Purpose : The purpose of this study was to assess the relationship between the cytology cell type (spindle vs epithelioid vs mixed) obtained during fine needle aspiration biopies of uveal melanoma and the results of commercially available genetic testing (gene expression profiling (GEP), PRAME analysis) with a focus on mismatched patients, cases in which cytomorphology and genomics had opposite prognostic predictions for mortality.

Methods : This was a retrospective review of 235 patients who underwent a fine needle aspiration biopsy for cytopathologic and genomic analyses of uveal melanoma. Only patients with 12 months or more of follow-up and a full data set for analysis were included. Clinical variables were reviewed including: patient demographic data; clinical tumor data (size of tumor, AJCC class); biopsy technique details (transscleral vs transvitreal vs transcorneal, number of passes, GEP class and discriminant value, Prame status, cytology findings). Statistical analyses were performed.
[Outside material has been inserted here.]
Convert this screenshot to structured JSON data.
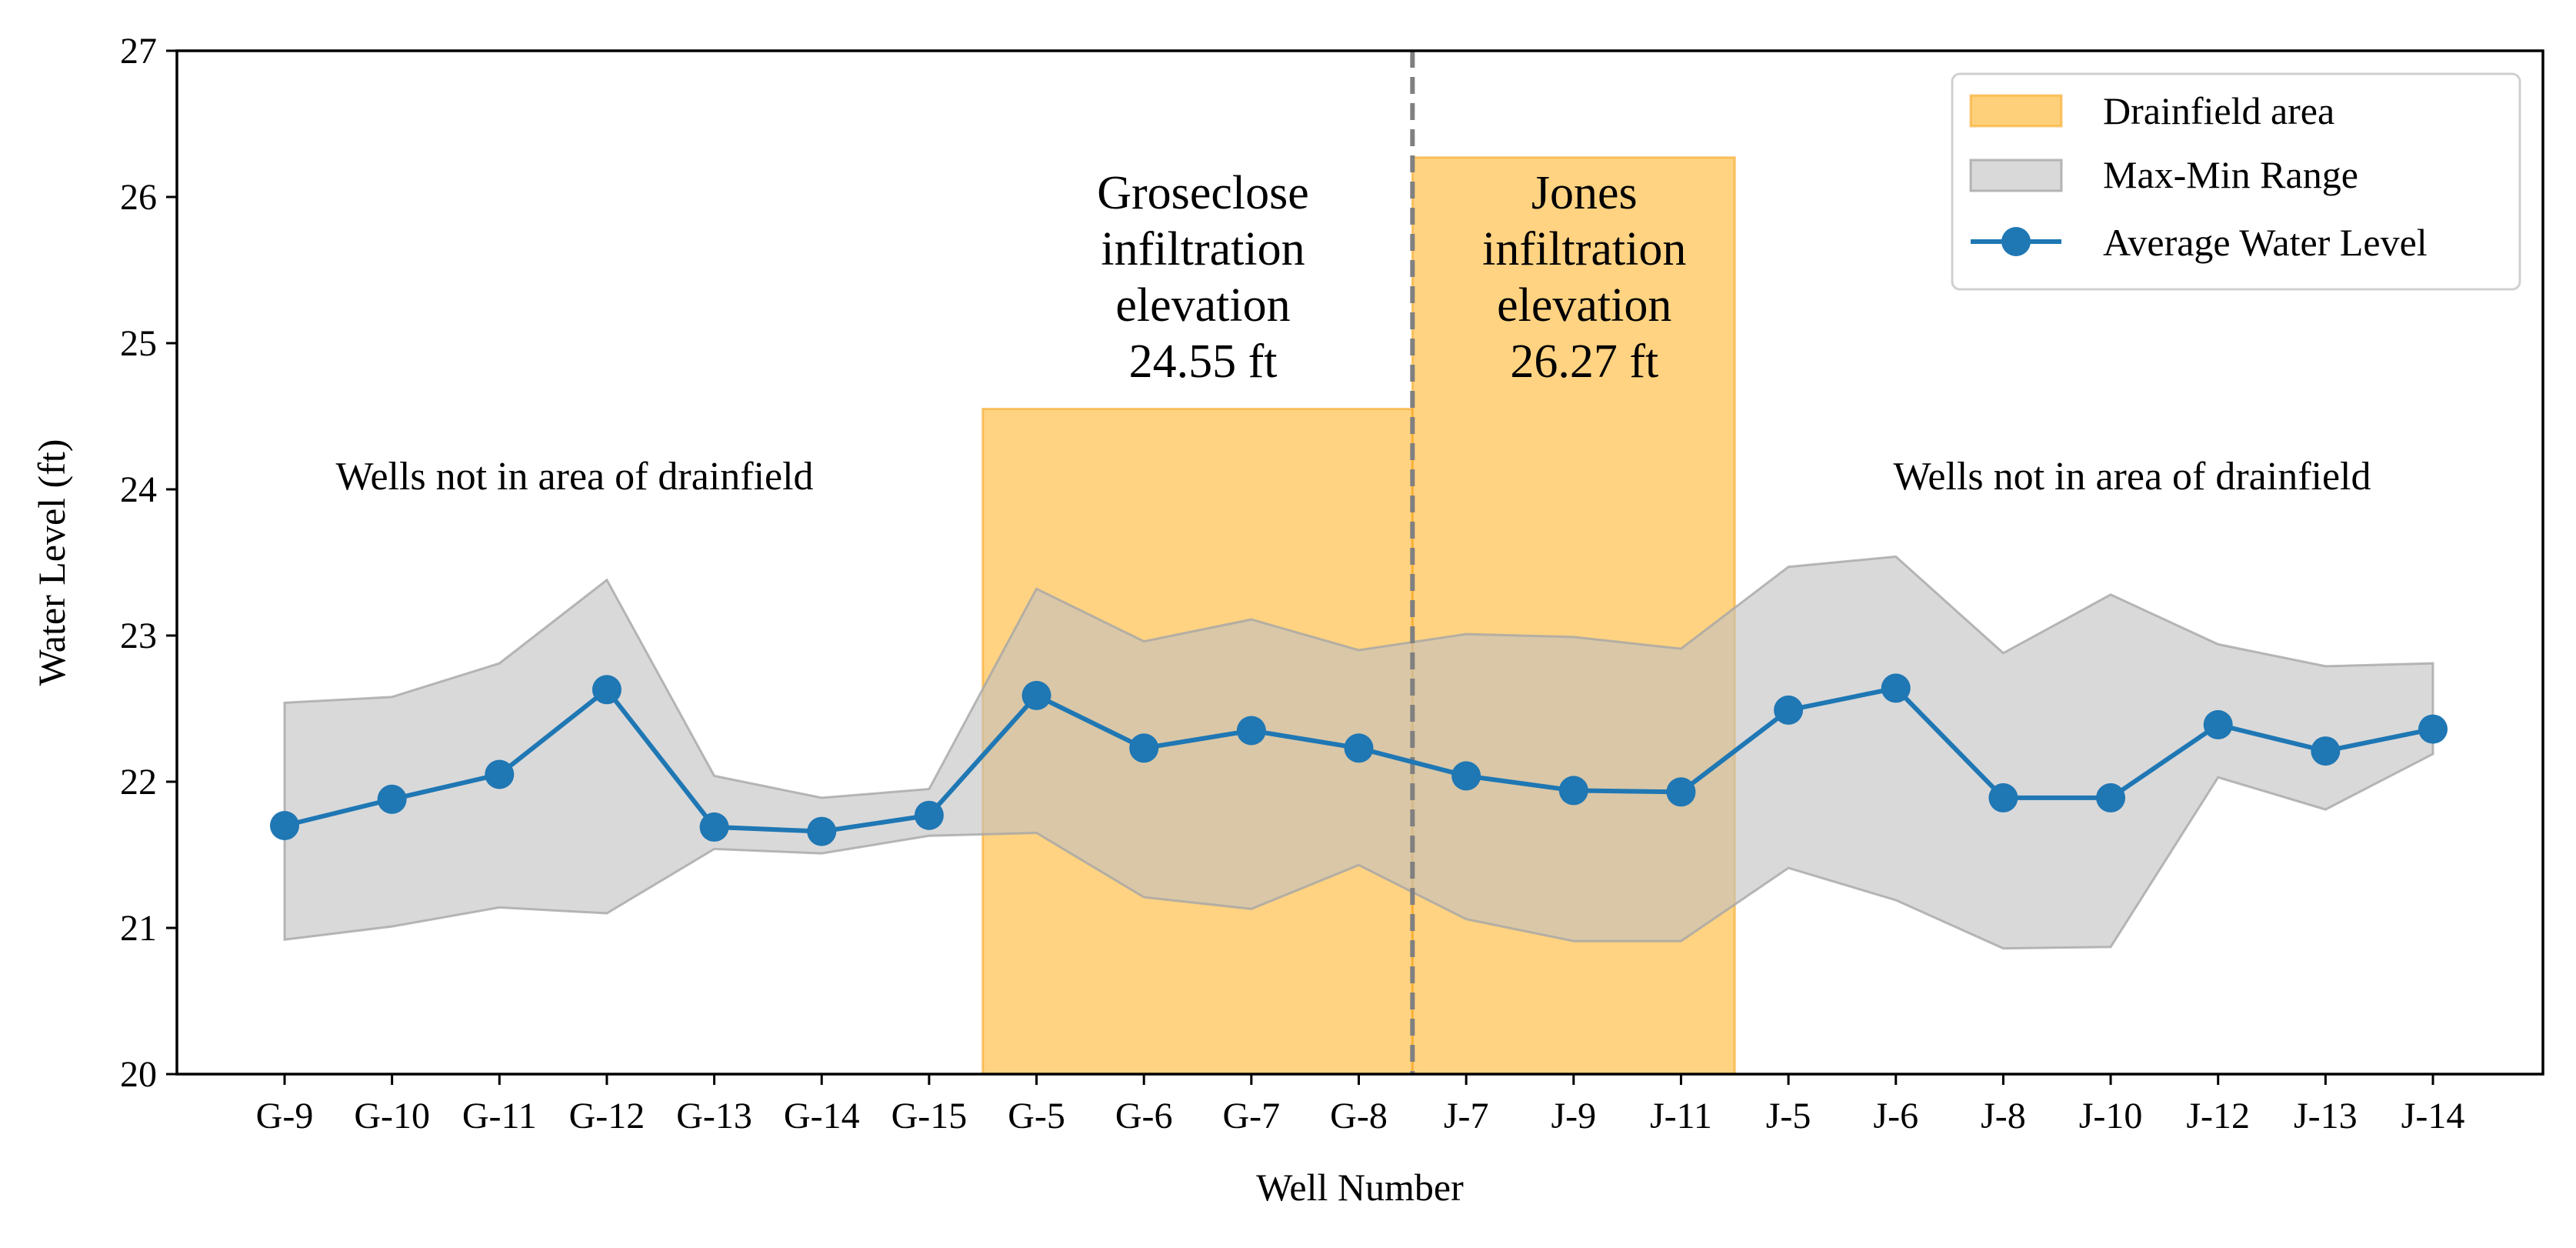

Results : Metastasis-free survival (MFS) stratified by GEP and Prame was consistent with published data, with Kaplan-Meier analysis demonstrating a 95% 5 year MFS in GEP Class 1A patients; 80% in Class 1B patients, and 25% in Class 2 patients (p<0.01). Patients with spindle/ predominantly spindle cells had an 87% 3-year MFS, vs. epithelioid/predominantly epithelioid with 63% (p=0.03). Prame expression was associated with a higher rate of metastases at 3 years than Prame negativity (85% vs. 62%, p=0.06). 34 patients demonstrated a mismatch in metastatic disease prediction between cytomorphology and genomics. Among epithelioid/Class 1A or epithelioid/1B patients, 3 year MFS was 90%; among Spindle/Class 2 patients, 3-year MFS was 61%. Patients who were Epithelioid/Class 2 had a 3-year MFS rate of 48%, vs. Spindle/Class 2 patients with a 61% rate, suggesting that although GEP was a significantly better overall predictor of metastatic mortality, cytomorphology in mismatched cases accurately predicted a modified risk (p<0.01).

Conclusions : In addition to identifying viable cells for genomic testing, experienced cytologic analysis by an ocular pathologist appears to modify the accuracy of metastatic mortality predictions in genomic/cytologic mismatched cases. Cytomorphologic features may reflect cells with intermediate genomic risk, and/or rare cases with genomic heterogeneity between two or more biopsy sites.

This is a 2020 ARVO Annual Meeting abstract.